Mestoph looked up at the clouds, which parted again briefly to show a sliver of moon. He hadn't planned on having this talk, at least not yet. He had hoped maybe it could be avoided completely. Stephanie was too smart to be blown off, so Mestoph decided to go as close to the truth as he dared.

“Me and Leviticus have been friends for a very long time. I'm not going to lie and say that I haven't done some things you'd flinch at; it comes with the territory. However, Leviticus and I meet in the middle when it comes to our views of our jobs. I'd be lying if I said either of us weren't both anxiously awaiting The End. Ultimately, that's what both sides are working toward. However, you—humans, that is—deserve a chance to do it your own way. That whole free will thing. It's a pretty amazing thing, but it's really all you have going for you. Without it you're just playthings for God and Satan to push around the chessboard in their unending cock-measuring contest. Someone is out to take that one and only thing of yours away by jumpstarting The End. Seeing Leviticus as good and me as evil is far more simplistic and inaccurate than the truth. It may surprise you to find out that some really good people end up in Hell while some really shitty people in up in Heaven. It has absolutely nothing to do with lack of faith or devotion respectively. There's not a lot in life that's fair, but if we can do something to keep free will alive as long as possible, it behooves us all to do our part.”

Mestoph was surprised to find that he actually believed what he was saying. Not all of it was true and some of the facts were omitted, but the sentiment was there. He actually did care about what happened to humans—at least to these humans.

“I won't tell Marcus,” was all Stephanie said in response.

Mestoph looked at her expectantly for several minutes, but she didn't look at him again. They continued their watch in silence. It wasn't an uncomfortable silence; it was just a lack of talking. He finally spoke up, the curiosity close to killing him.

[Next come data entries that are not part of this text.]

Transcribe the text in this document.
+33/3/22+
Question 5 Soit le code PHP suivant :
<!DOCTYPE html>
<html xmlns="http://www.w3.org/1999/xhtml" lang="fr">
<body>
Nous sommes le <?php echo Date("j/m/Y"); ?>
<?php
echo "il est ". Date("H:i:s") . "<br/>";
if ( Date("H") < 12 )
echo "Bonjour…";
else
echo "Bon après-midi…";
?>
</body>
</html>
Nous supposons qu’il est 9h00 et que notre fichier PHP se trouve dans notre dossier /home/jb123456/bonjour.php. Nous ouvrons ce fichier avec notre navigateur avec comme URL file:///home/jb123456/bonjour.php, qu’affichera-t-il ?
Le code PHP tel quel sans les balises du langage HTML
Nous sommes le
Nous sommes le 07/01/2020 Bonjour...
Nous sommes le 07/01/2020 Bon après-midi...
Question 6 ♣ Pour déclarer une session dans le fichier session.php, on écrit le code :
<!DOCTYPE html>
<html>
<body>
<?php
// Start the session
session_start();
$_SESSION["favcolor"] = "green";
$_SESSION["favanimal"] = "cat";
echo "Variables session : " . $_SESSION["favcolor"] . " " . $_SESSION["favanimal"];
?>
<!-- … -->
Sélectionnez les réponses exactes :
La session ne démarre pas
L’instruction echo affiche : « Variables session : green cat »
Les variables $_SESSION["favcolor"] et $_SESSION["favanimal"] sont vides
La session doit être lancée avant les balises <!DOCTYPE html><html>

“Are you OK with...you know...me being a Demon?”

Stephanie looked over at him and smiled slightly. “Yeah, I'm OK. It explains a lot. And to be honest, it makes me feel better knowing you’re...you know...a Demon.”

Mestoph cocked an eyebrow, his curiosity piqued instead of sated. “Better?”

“Yes, better. Because I know when the Nephilim, Seraphim, St. Peter, or who knows what else finally finds me...us...you won't hesitate to kill them.”

The bright beam of a pair of headlights broke over a distant hill, revealing the jagged outlines of lava rocks. Five more pairs of headlights followed. They all pulled up side-by-side on the crest of the hill, pointing toward the cockpit section of the wreck. Mestoph drew his gun and tapped Stephanie on the knee, motioning for her to wake up Leviticus and Marcus.

Whoever had shot them down had finally found them.